AMD vs Intel - here's the hammer blow

David Fearon | Feb 11, 2008 11:52 AM
We've put AMD and Intel’s new processors to the test, and there's one clear winner.

It’s no secret that for the whole of 2007, Intel – in particular, its desktop and mobile Core 2 processors – dominated the CPU scene. But now, the first of AMD’s quad-core processors have arrived, as have Intel’s next-generation parts.

The goalposts have shifted, too: where once the only thing anybody cared about was the outright speed of a processor, the past 12 months have seen a massive shift towards the green credentials of a CPU. Power consumption and performance per watt – the actual amount of work a processor can get done with a given amount of power – are now considered as important as performance.

Both companies are trying to convince anyone who’ll listen that their parts are king of the energy-saving hill, particularly when it comes to total-platform power consumption: the overall power drawn from the mains by a system based on the processor, chipset and supporting components of either company.

This month, we’ve cut through the hype and actually tested Intel and AMD’s newest parts for outright performance, plus performance per watt and overall value.
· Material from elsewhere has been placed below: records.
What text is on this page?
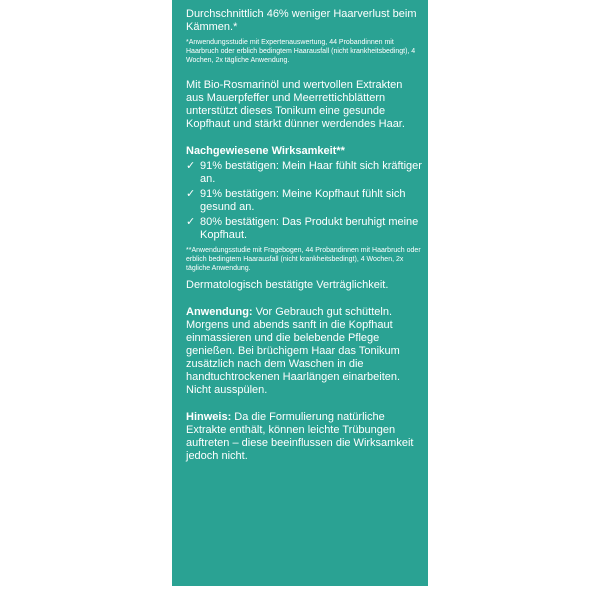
Durchschnittlich 46% weniger Haarverlust beim Kämmen.*

*Anwendungsstudie mit Expertenauswertung, 44 Probandinnen mit Haarbruch oder erblich bedingtem Haarausfall (nicht krankheitsbedingt), 4 Wochen, 2x tägliche Anwendung.

Mit Bio-Rosmarinöl und wertvollen Extrakten aus Mauerpfeffer und Meerrettichblättern unterstützt dieses Tonikum eine gesunde Kopfhaut und stärkt dünner werdendes Haar.

Nachgewiesene Wirksamkeit**

✓ 91% bestätigen: Mein Haar fühlt sich kräftiger an.
✓ 91% bestätigen: Meine Kopfhaut fühlt sich gesund an.
✓ 80% bestätigen: Das Produkt beruhigt meine Kopfhaut.

**Anwendungsstudie mit Fragebogen, 44 Probandinnen mit Haarbruch oder erblich bedingtem Haarausfall (nicht krankheitsbedingt), 4 Wochen, 2x tägliche Anwendung.

Dermatologisch bestätigte Verträglichkeit.

Anwendung: Vor Gebrauch gut schütteln. Morgens und abends sanft in die Kopfhaut einmassieren und die belebende Pflege genießen. Bei brüchigem Haar das Tonikum zusätzlich nach dem Waschen in die handtuchtrockenen Haarlängen einarbeiten. Nicht ausspülen.

Hinweis: Da die Formulierung natürliche Extrakte enthält, können leichte Trübungen auftreten – diese beeinflussen die Wirksamkeit jedoch nicht.
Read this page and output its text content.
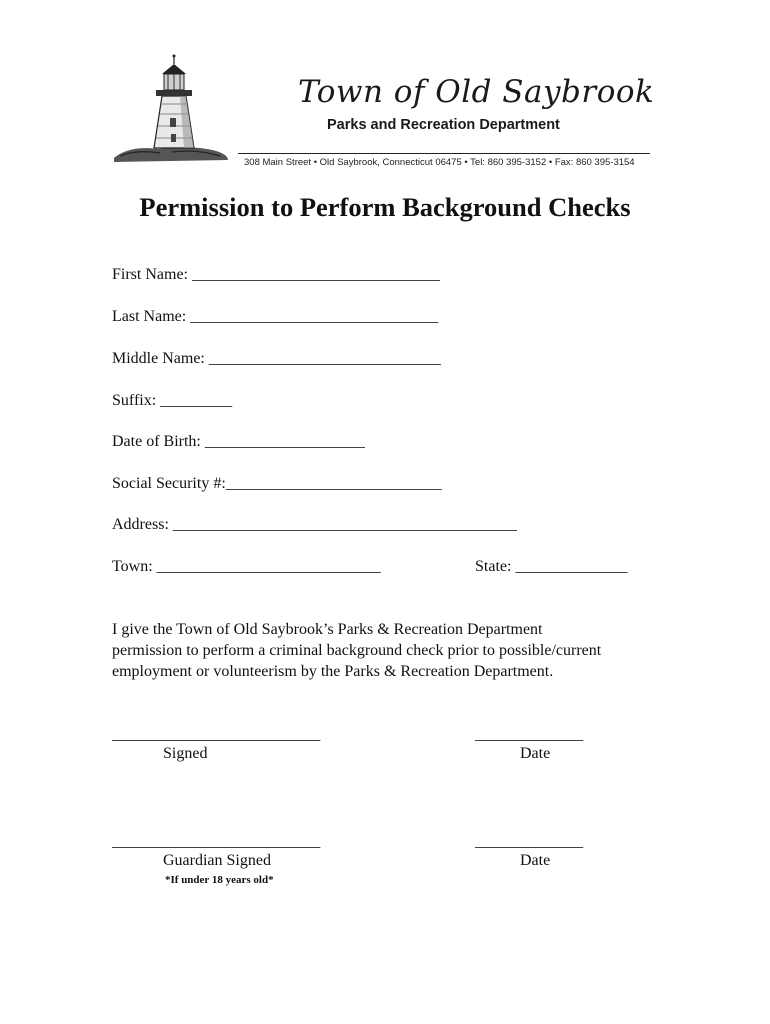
Town of Old Saybrook
Parks and Recreation Department
308 Main Street • Old Saybrook, Connecticut 06475 • Tel: 860 395-3152 • Fax: 860 395-3154
Permission to Perform Background Checks
First Name: _______________________________
Last Name: _______________________________
Middle Name: _____________________________
Suffix: _________
Date of Birth: ____________________
Social Security #:___________________________
Address: ___________________________________________
Town: ____________________________	State: ______________
I give the Town of Old Saybrook’s Parks & Recreation Department
permission to perform a criminal background check prior to possible/current
employment or volunteerism by the Parks & Recreation Department.
___________________________
Signed
______________
Date
___________________________
Guardian Signed
______________
Date
*If under 18 years old*
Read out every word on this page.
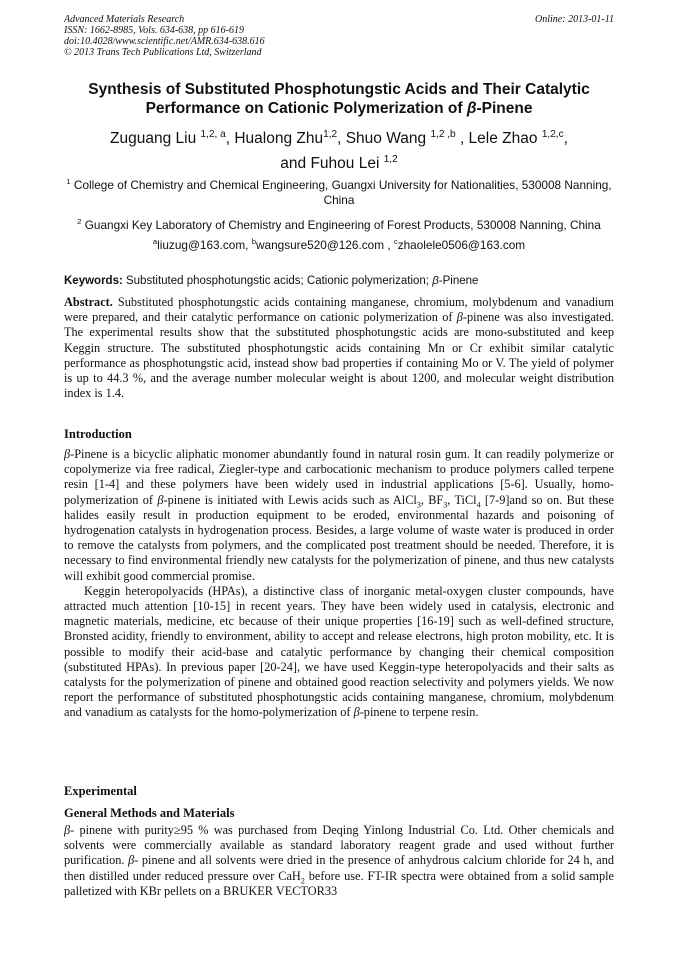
Advanced Materials Research
ISSN: 1662-8985, Vols. 634-638, pp 616-619
doi:10.4028/www.scientific.net/AMR.634-638.616
© 2013 Trans Tech Publications Ltd, Switzerland
Online: 2013-01-11
Synthesis of Substituted Phosphotungstic Acids and Their Catalytic
Performance on Cationic Polymerization of β-Pinene
Zuguang Liu $^{1,2, a}$, Hualong Zhu$^{1,2}$, Shuo Wang $^{1,2 ,b}$ , Lele Zhao $^{1,2,c}$,
and Fuhou Lei $^{1,2}$
$^1$ College of Chemistry and Chemical Engineering, Guangxi University for Nationalities, 530008 Nanning, China
$^2$ Guangxi Key Laboratory of Chemistry and Engineering of Forest Products, 530008 Nanning, China
$^a$liuzug@163.com, $^b$wangsure520@126.com , $^c$zhaolele0506@163.com
Keywords: Substituted phosphotungstic acids; Cationic polymerization; β-Pinene
Abstract. Substituted phosphotungstic acids containing manganese, chromium, molybdenum and vanadium were prepared, and their catalytic performance on cationic polymerization of β-pinene was also investigated. The experimental results show that the substituted phosphotungstic acids are mono-substituted and keep Keggin structure. The substituted phosphotungstic acids containing Mn or Cr exhibit similar catalytic performance as phosphotungstic acid, instead show bad properties if containing Mo or V. The yield of polymer is up to 44.3 %, and the average number molecular weight is about 1200, and molecular weight distribution index is 1.4.
Introduction

β-Pinene is a bicyclic aliphatic monomer abundantly found in natural rosin gum. It can readily polymerize or copolymerize via free radical, Ziegler-type and carbocationic mechanism to produce polymers called terpene resin [1-4] and these polymers have been widely used in industrial applications [5-6]. Usually, homo-polymerization of β-pinene is initiated with Lewis acids such as AlCl$_3$, $BF_3$, TiCl$_4$ [7-9]and so on. But these halides easily result in production equipment to be eroded, environmental hazards and poisoning of hydrogenation catalysts in hydrogenation process. Besides, a large volume of waste water is produced in order to remove the catalysts from polymers, and the complicated post treatment should be needed. Therefore, it is necessary to find environmental friendly new catalysts for the polymerization of pinene, and thus new catalysts will exhibit good commercial promise.

Keggin heteropolyacids (HPAs), a distinctive class of inorganic metal-oxygen cluster compounds, have attracted much attention [10-15] in recent years. They have been widely used in catalysis, electronic and magnetic materials, medicine, etc because of their unique properties [16-19] such as well-defined structure, Bronsted acidity, friendly to environment, ability to accept and release electrons, high proton mobility, etc. It is possible to modify their acid-base and catalytic performance by changing their chemical composition (substituted HPAs). In previous paper [20-24], we have used Keggin-type heteropolyacids and their salts as catalysts for the polymerization of pinene and obtained good reaction selectivity and polymers yields. We now report the performance of substituted phosphotungstic acids containing manganese, chromium, molybdenum and vanadium as catalysts for the homo-polymerization of β-pinene to terpene resin.

Experimental
General Methods and Materials

β- pinene with purity≥95 % was purchased from Deqing Yinlong Industrial Co. Ltd. Other chemicals and solvents were commercially available as standard laboratory reagent grade and used without further purification. β- pinene and all solvents were dried in the presence of anhydrous calcium chloride for 24 h, and then distilled under reduced pressure over CaH$_2$ before use. FT-IR spectra were obtained from a solid sample palletized with KBr pellets on a BRUKER VECTOR33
We’ve moved heaven and earth to get cutting-edge parts to test from both companies, but as you’ll see, one of the two is in serious trouble when it comes to delivering on its promised new products.

This will hopefully change in the coming months, but for now there’s one clear winner and one that simply can’t cut the mustard.
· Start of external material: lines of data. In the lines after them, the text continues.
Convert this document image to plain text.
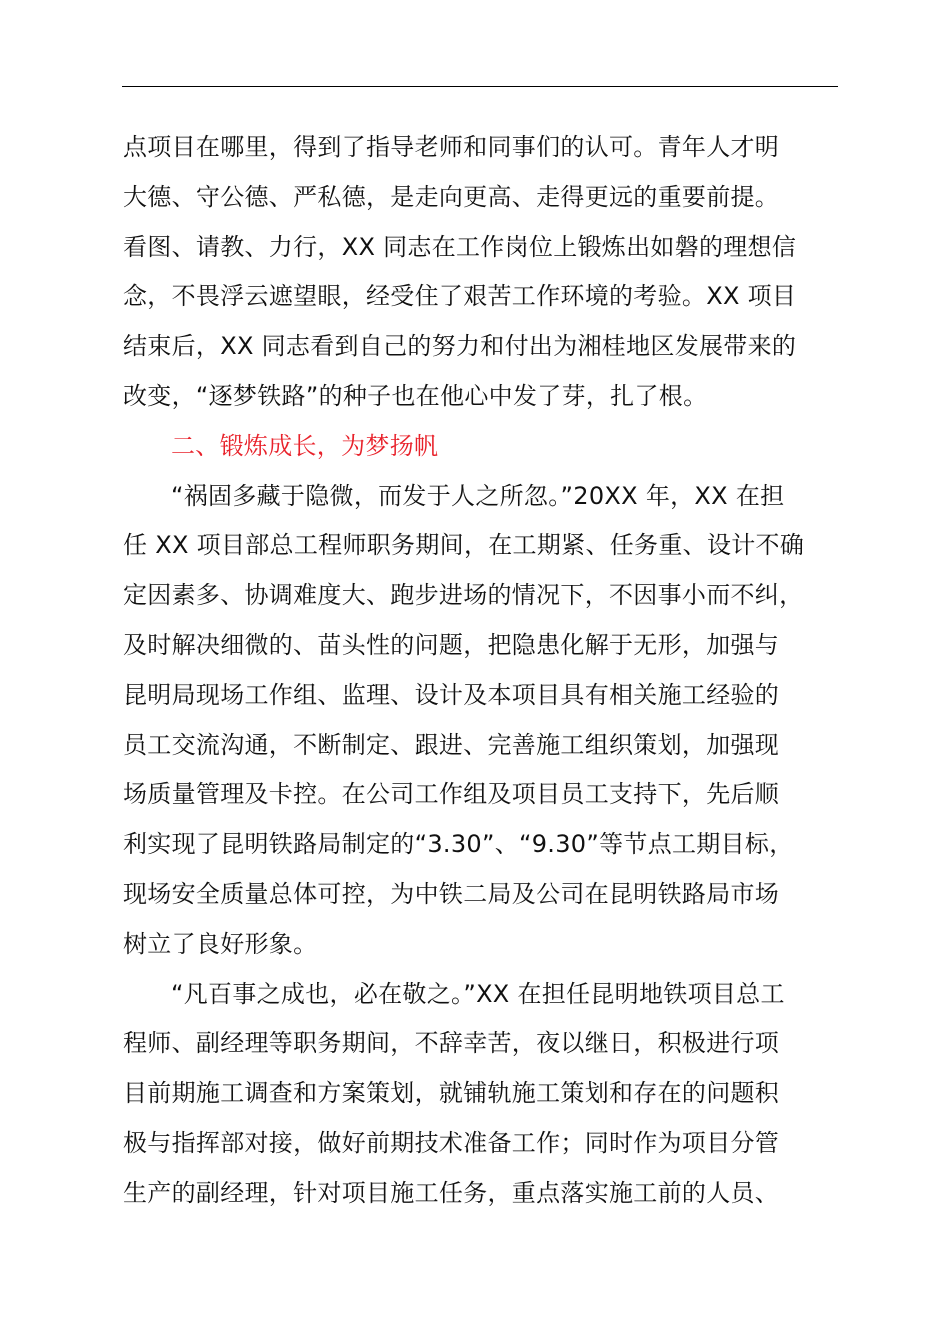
点项目在哪里，得到了指导老师和同事们的认可。青年人才明
大德、守公德、严私德，是走向更高、走得更远的重要前提。
看图、请教、力行，XX 同志在工作岗位上锻炼出如磐的理想信
念，不畏浮云遮望眼，经受住了艰苦工作环境的考验。XX 项目
结束后，XX 同志看到自己的努力和付出为湘桂地区发展带来的
改变，“逐梦铁路”的种子也在他心中发了芽，扎了根。

二、锻炼成长，为梦扬帆

“祸固多藏于隐微，而发于人之所忽。”20XX 年，XX 在担

任 XX 项目部总工程师职务期间，在工期紧、任务重、设计不确
定因素多、协调难度大、跑步进场的情况下，不因事小而不纠，
及时解决细微的、苗头性的问题，把隐患化解于无形，加强与
昆明局现场工作组、监理、设计及本项目具有相关施工经验的
员工交流沟通，不断制定、跟进、完善施工组织策划，加强现
场质量管理及卡控。在公司工作组及项目员工支持下，先后顺
利实现了昆明铁路局制定的“3.30”、“9.30”等节点工期目标，
现场安全质量总体可控，为中铁二局及公司在昆明铁路局市场
树立了良好形象。

“凡百事之成也，必在敬之。”XX 在担任昆明地铁项目总工

程师、副经理等职务期间，不辞幸苦，夜以继日，积极进行项
目前期施工调查和方案策划，就铺轨施工策划和存在的问题积
极与指挥部对接，做好前期技术准备工作；同时作为项目分管
生产的副经理，针对项目施工任务，重点落实施工前的人员、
Next page - Desktop: AMD's Phenom (click below)...Phenom
Phenom CPUs remain compatible with the AM2 socket
Phenom CPUs remain compatible with the AM2 socket
AMD’s first desktop quad-core CPU has had a difficult gestation. It was released almost a year late and, as yet, there are only two working models. The Phenom 9500 is a quad-core part running at 2.2GHz, the 9600 at 2.3GHz and the top-end 9700 gives the current top speed of 2.4GHz. It was originally slated to debut at 2.6GHz, but AMD’s production issues have caused problems even with the 2.4GHz part. AMD, however, managed to get us a 2.6GHz part that’s yet to be released. We also tested the mid-range Phenom 9500.

Power consumption
Being based on 65nm fabrication technology puts Phenom at a disadvantage. For a given clock speed, a 65nm transistor in a Phenom consumes more power than an Intel 45nm metal-gate transistor. That’s not the end of the story, though: power consumption of a transistor is proportional to frequency, so Phenom’s lower clocks are a bonus in that respect. And, all other things being equal, a CPU with a greater number of transistors consumes more power. A Phenom boasts a complement of 460 million, but an Intel Penryn quad-core part nearly doubles that, with an amazing 820 million transistors.
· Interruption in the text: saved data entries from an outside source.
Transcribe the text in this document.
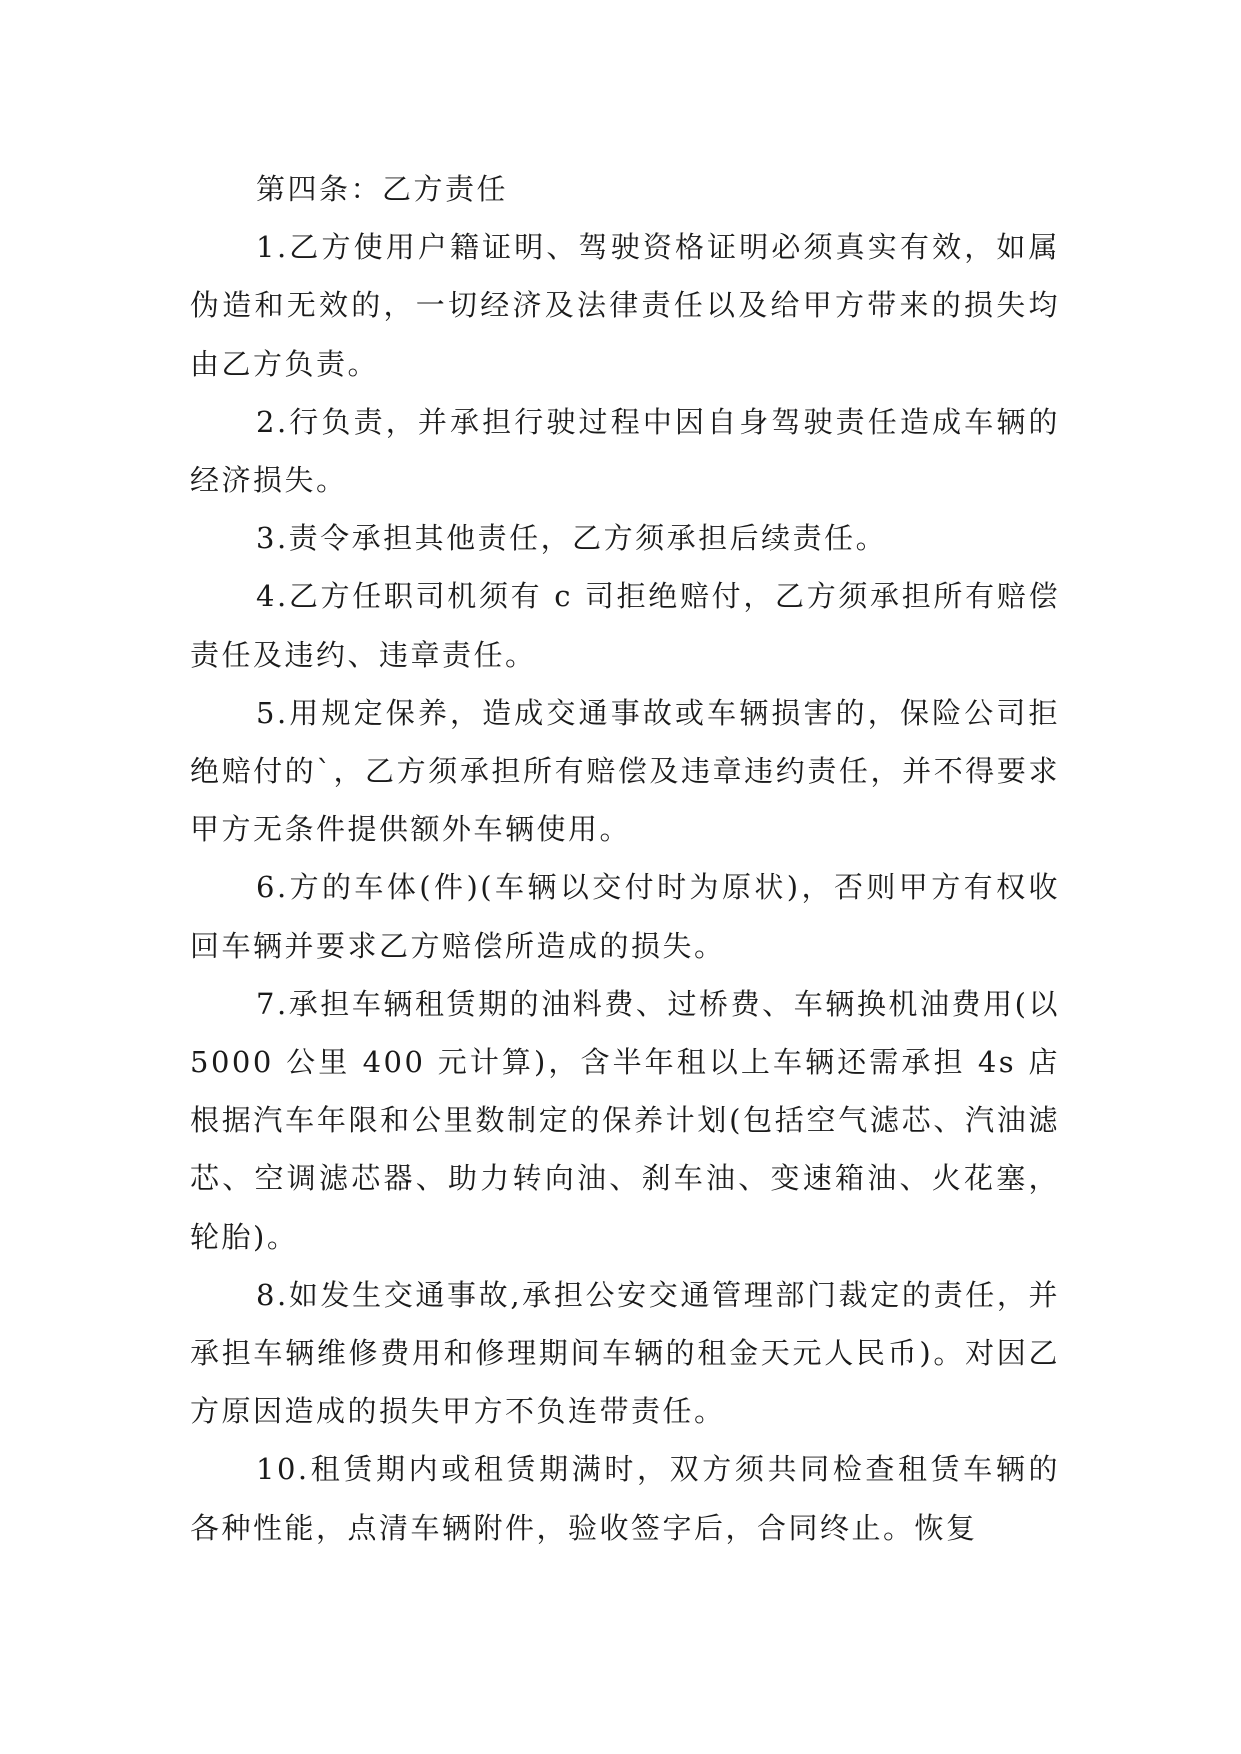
第四条：乙方责任

1.乙方使用户籍证明、驾驶资格证明必须真实有效，如属伪造和无效的，一切经济及法律责任以及给甲方带来的损失均由乙方负责。

2.行负责，并承担行驶过程中因自身驾驶责任造成车辆的经济损失。

3.责令承担其他责任，乙方须承担后续责任。

4.乙方任职司机须有 c 司拒绝赔付，乙方须承担所有赔偿责任及违约、违章责任。

5.用规定保养，造成交通事故或车辆损害的，保险公司拒绝赔付的`，乙方须承担所有赔偿及违章违约责任，并不得要求甲方无条件提供额外车辆使用。

6.方的车体(件)(车辆以交付时为原状)，否则甲方有权收回车辆并要求乙方赔偿所造成的损失。

7.承担车辆租赁期的油料费、过桥费、车辆换机油费用(以 5000 公里 400 元计算)，含半年租以上车辆还需承担 4s 店根据汽车年限和公里数制定的保养计划(包括空气滤芯、汽油滤芯、空调滤芯器、助力转向油、刹车油、变速箱油、火花塞，轮胎)。

8.如发生交通事故,承担公安交通管理部门裁定的责任，并承担车辆维修费用和修理期间车辆的租金天元人民币)。对因乙方原因造成的损失甲方不负连带责任。

10.租赁期内或租赁期满时，双方须共同检查租赁车辆的各种性能，点清车辆附件，验收签字后，合同终止。恢复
As with the Athlon 64 generation before it, Phenom processors are directly connected to main system memory by a dedicated on-chip interface. That means an AMD-based system doesn’t need a separate north-bridge MCH (memory controller hub) and all its associated supporting components. From a “total-platform” power-consumption point of view this is a good thing.

But it does limit your choice of memory technology. AMD hasn’t embraced DDR3 memory with the new part, and DDR3 support isn’t slated to appear until the next-generation platform – currently codenamed Stars – arrives in 2009. Intel-based motherboards already have DDR3 support, bringing power-consumption advantages since DDR3’s supply voltage is lower than DDR2, at 1.5V compared with 1.8V. That may not sound like much, but it means a power reduction of 30%. Again, though, DDR3’s higher clock speeds can offset the power savings.

How we tested
When testing power consumption for each platform, we’ve kept the playing field as level as possible. Power-supply efficiency can have a huge effect on total power consumption, so we used identical Antec 450W models for both AMD and Intel rigs. We also used identical Western Digital Raptor hard disks, and motherboards from the same manufacturer (Gigabyte) with very similar power-regulation circuitry design. Performance-per-watt scores are relative figures based on the benchmark scores compared with maximum power consumption.

Performance
As we saw with the 9500, the performance of Phenom leaves it trailing behind a similarly priced Core 2. In our test setup, using identical supporting components to the Intel rig, our overall benchmark result was 1.40; a good score, but far from stellar. A cursory glance at the specifications of the Phenom reveals why: just 4MB of cache in total, and a clock speed for the Phenom 9500 of only 2.2GHz makes it look a lot like a processor from a year ago as opposed to the cutting-edge design it’s supposed to be. Phenom’s novel three-tier cache structure means it’s well set up for the future, though. With 512KB of cache dedicated to each core, new multi-threaded apps should benefit.

Value
The street price for a Phenom is impressively low for a brand-new part, but then it has to be to compete with Intel’s price-slashing. The Phenom 9500, at about $260, is competing with the faster Core 2 Quad Q6600. Prices have yet to be announced for the engineering-sample 2.6GHz Phenom we managed to get hold of.

Prospects
Since the launch of Athlon 64 in September 2003, AMD has traditionally launched an enthusiast-level FX part, countered by Intel with its Extreme-edition series. But with all the production problems afflicting Barcelona, there’s no sign of them as yet. With its relatively low complement of cache making it unable to compete with Intel on that score, AMD desperately needs to improve its production to enable higher frequencies for better outright performance.

Phenom Benchmarks
click to view full size image
Click to enlarge


Next page - Desktop: Intel Core 2 (click below)...

Core 2
click to view full size image
Intel's Core 2 range continues with the LGA 775
While AMD proceeds with its relatively new 65nm manufacturing process, Intel has already left 65nm behind in favour of 45nm: it’s currently the only semiconductor manufacturer in the world able to produce 45nm chips in volume. This puts Intel – on paper at least – a product generation ahead of Advanced Micro Devices.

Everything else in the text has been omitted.